Re: [isabelle] Uses of type quantification



Randy first convinced me that type quantification was worth adding. One of my motivations is that I want to produce a better Locales package. The Locales package works by internalising what were previously axioms as additional assumptions (i.e. instead of proving C in context of axiom A, I prove A ==> C). If an axiom contains type variables, the internalisation cannot currently be carried out smoothly.

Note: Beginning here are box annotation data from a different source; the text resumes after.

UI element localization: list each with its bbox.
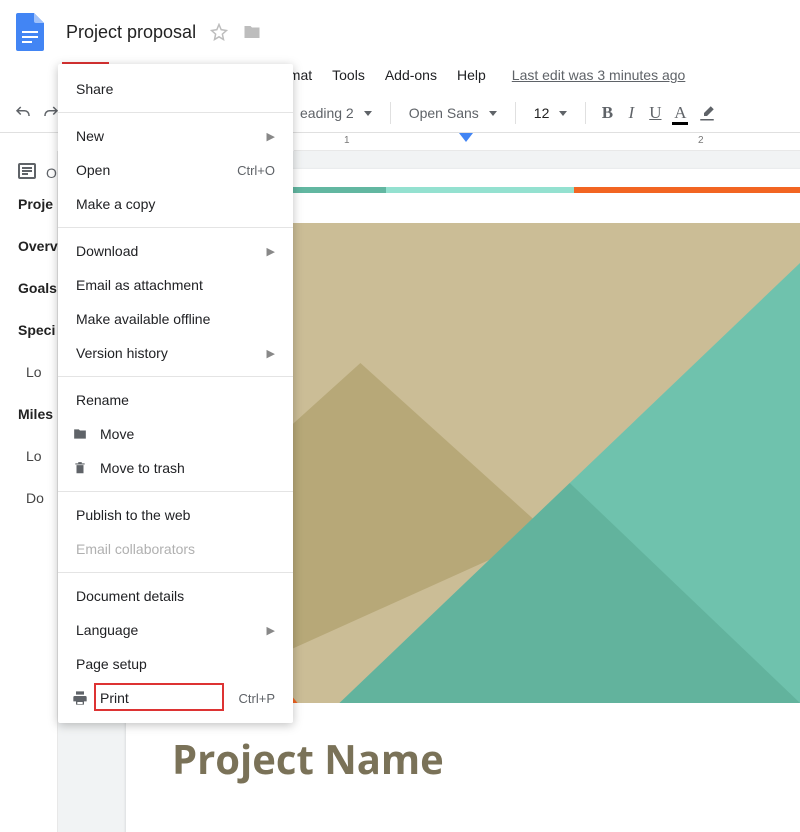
strip-segment (574, 187, 800, 193)
outline-label: O (46, 165, 57, 181)
menu-addons[interactable]: Add-ons (375, 63, 447, 87)
print-icon (70, 690, 90, 706)
menu-language[interactable]: Language▶ (58, 613, 293, 647)
ruler[interactable]: 1 2 (294, 133, 800, 151)
submenu-arrow-icon: ▶ (267, 245, 275, 258)
font-size-value: 12 (534, 105, 550, 121)
chevron-down-icon (489, 111, 497, 116)
titlebar: Project proposal (0, 0, 800, 56)
outline-item[interactable]: Lo (18, 364, 57, 380)
outline-item[interactable]: Miles (18, 406, 57, 422)
submenu-arrow-icon: ▶ (267, 347, 275, 360)
menu-move-to-trash[interactable]: Move to trash (58, 451, 293, 485)
outline-panel: O Proje Overv Goals Speci Lo Miles Lo Do (0, 151, 58, 832)
outline-item[interactable]: Do (18, 490, 57, 506)
last-edit-link[interactable]: Last edit was 3 minutes ago (512, 67, 686, 83)
menu-share[interactable]: Share (58, 72, 293, 106)
outline-item[interactable]: Goals (18, 280, 57, 296)
indent-marker-icon[interactable] (459, 133, 473, 150)
menu-publish-web[interactable]: Publish to the web (58, 498, 293, 532)
ruler-mark: 1 (344, 135, 350, 146)
menu-open[interactable]: OpenCtrl+O (58, 153, 293, 187)
shortcut-label: Ctrl+P (239, 691, 275, 706)
docs-logo-icon[interactable] (12, 8, 48, 56)
font-family-select[interactable]: Open Sans (403, 103, 503, 123)
outline-item[interactable]: Overv (18, 238, 57, 254)
menu-separator (58, 227, 293, 228)
submenu-arrow-icon: ▶ (267, 624, 275, 637)
italic-button[interactable]: I (622, 103, 640, 123)
menu-page-setup[interactable]: Page setup (58, 647, 293, 681)
menu-version-history[interactable]: Version history▶ (58, 336, 293, 370)
menu-separator (58, 572, 293, 573)
outline-icon[interactable] (18, 163, 36, 182)
menu-separator (58, 112, 293, 113)
text-color-button[interactable]: A (670, 103, 690, 123)
strip-segment (386, 187, 574, 193)
menu-make-copy[interactable]: Make a copy (58, 187, 293, 221)
menu-help[interactable]: Help (447, 63, 496, 87)
toolbar-separator (515, 102, 516, 124)
ruler-mark: 2 (698, 135, 704, 146)
menu-print[interactable]: Print Ctrl+P (58, 681, 293, 715)
menu-separator (58, 491, 293, 492)
menu-new[interactable]: New▶ (58, 119, 293, 153)
chevron-down-icon (364, 111, 372, 116)
menu-download[interactable]: Download▶ (58, 234, 293, 268)
bold-button[interactable]: B (598, 103, 616, 123)
font-size-select[interactable]: 12 (528, 103, 574, 123)
paragraph-style-select[interactable]: eading 2 (294, 103, 378, 123)
menu-available-offline[interactable]: Make available offline (58, 302, 293, 336)
trash-icon (70, 460, 90, 476)
menu-separator (58, 376, 293, 377)
underline-button[interactable]: U (646, 103, 664, 123)
menu-tools[interactable]: Tools (322, 63, 375, 87)
folder-icon (70, 427, 90, 441)
shortcut-label: Ctrl+O (237, 163, 275, 178)
chevron-down-icon (559, 111, 567, 116)
highlight-color-button[interactable] (696, 104, 718, 122)
move-folder-icon[interactable] (242, 23, 262, 41)
menu-document-details[interactable]: Document details (58, 579, 293, 613)
star-icon[interactable] (210, 23, 228, 41)
menu-email-collaborators: Email collaborators (58, 532, 293, 566)
paragraph-style-value: eading 2 (300, 105, 354, 121)
outline-item[interactable]: Lo (18, 448, 57, 464)
document-title[interactable]: Project proposal (66, 22, 196, 43)
font-family-value: Open Sans (409, 105, 479, 121)
document-heading[interactable]: Project Name (172, 731, 800, 786)
toolbar-separator (585, 102, 586, 124)
outline-item[interactable]: Speci (18, 322, 57, 338)
outline-item[interactable]: Proje (18, 196, 57, 212)
menu-rename[interactable]: Rename (58, 383, 293, 417)
menu-email-attachment[interactable]: Email as attachment (58, 268, 293, 302)
undo-icon[interactable] (12, 102, 34, 124)
toolbar-separator (390, 102, 391, 124)
menu-move[interactable]: Move (58, 417, 293, 451)
submenu-arrow-icon: ▶ (267, 130, 275, 143)
file-menu-dropdown: Share New▶ OpenCtrl+O Make a copy Downlo… (58, 64, 293, 723)
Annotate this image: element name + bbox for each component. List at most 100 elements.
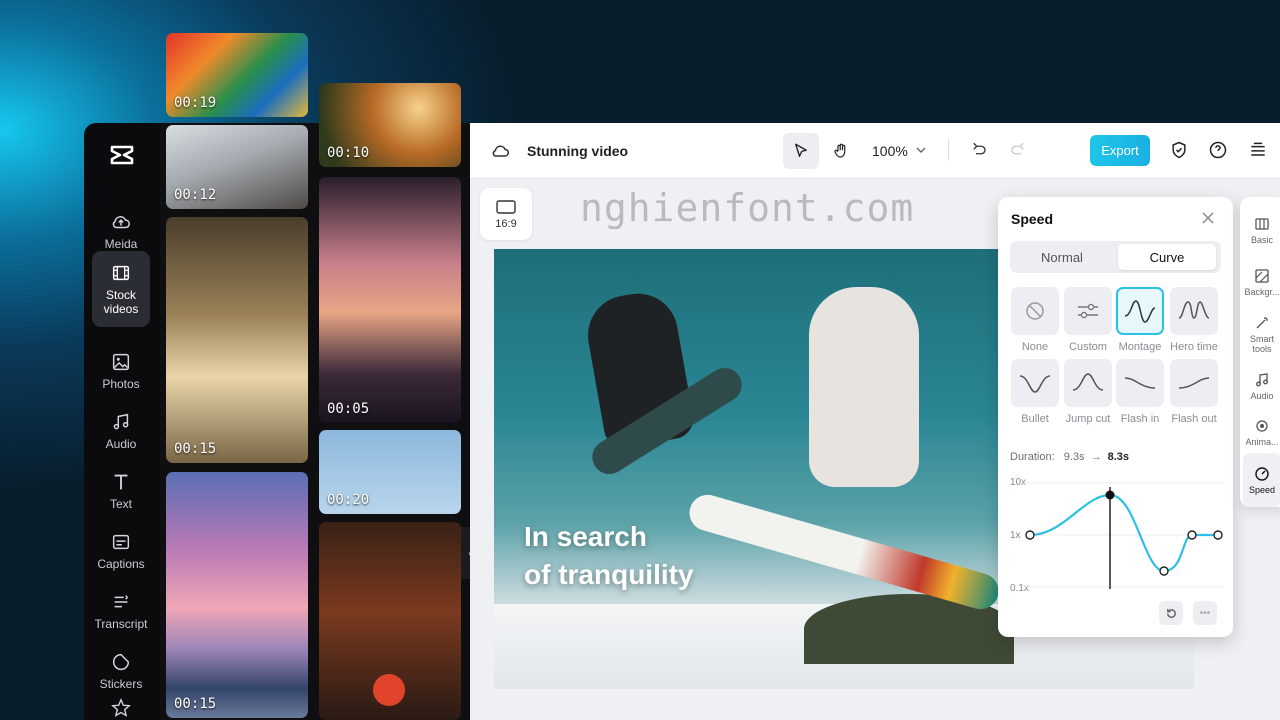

This is the point of my previous example, which I reproduce:

HOL is open, because I can assert an axiom "forall x:'a. I x = x", and via type instantiation, I can get "forall x:'b. I x = x" for any 'b. The corresponding assumption is "forall 'a. forall x:'a. I x = x", but of course, this can't be expressed currently.

The point is that

forall x:'a. I x = x

may have to be used at several types, e.g. when proving "I I = I". If I assert

forall x:'a. I x = x

as an axiom, I can prove

I I = I

because the axiom can be used at any type 'a. If I have an assumption

forall x:'a. I x = x

Then 'a is fixed and cannot be instantiated. To prove

I I = I

I need two assumptions

forall x:'a. I x = x and forall x:'a->'a. I x = x

etc.

T

John Matthews wrote:
Thanks Randy, that's an good point. Many of the things we are trying to do with HOLCF using the axclass package would also be useful when using locales. This ties in with Tom Ridge's work on making theories and theorems inter-convertible in HOL light.

-john

On Sep 9, 2005, at 2:33 AM, Randy Pollack wrote:

Last autumn I came across examples that would have been improved by
some kind of type quantification in HOL.

Problems arise in relating two polymorphic properties:

(1)   (all 'a. !!(x::'a). P x)   ==>   all 'a. !!(x::'a). Q x

cannot be stated in HOL.  Perhaps the reason this isn't seen as a
common problem is that (1) can often be restated as

(2)   all 'a. (!!(x::'a). P x)   ==>   !!(x::'a). Q x

However, in a locale with assumption (!!(x::'a). P x) one might expect
to use the assumption at more than one type.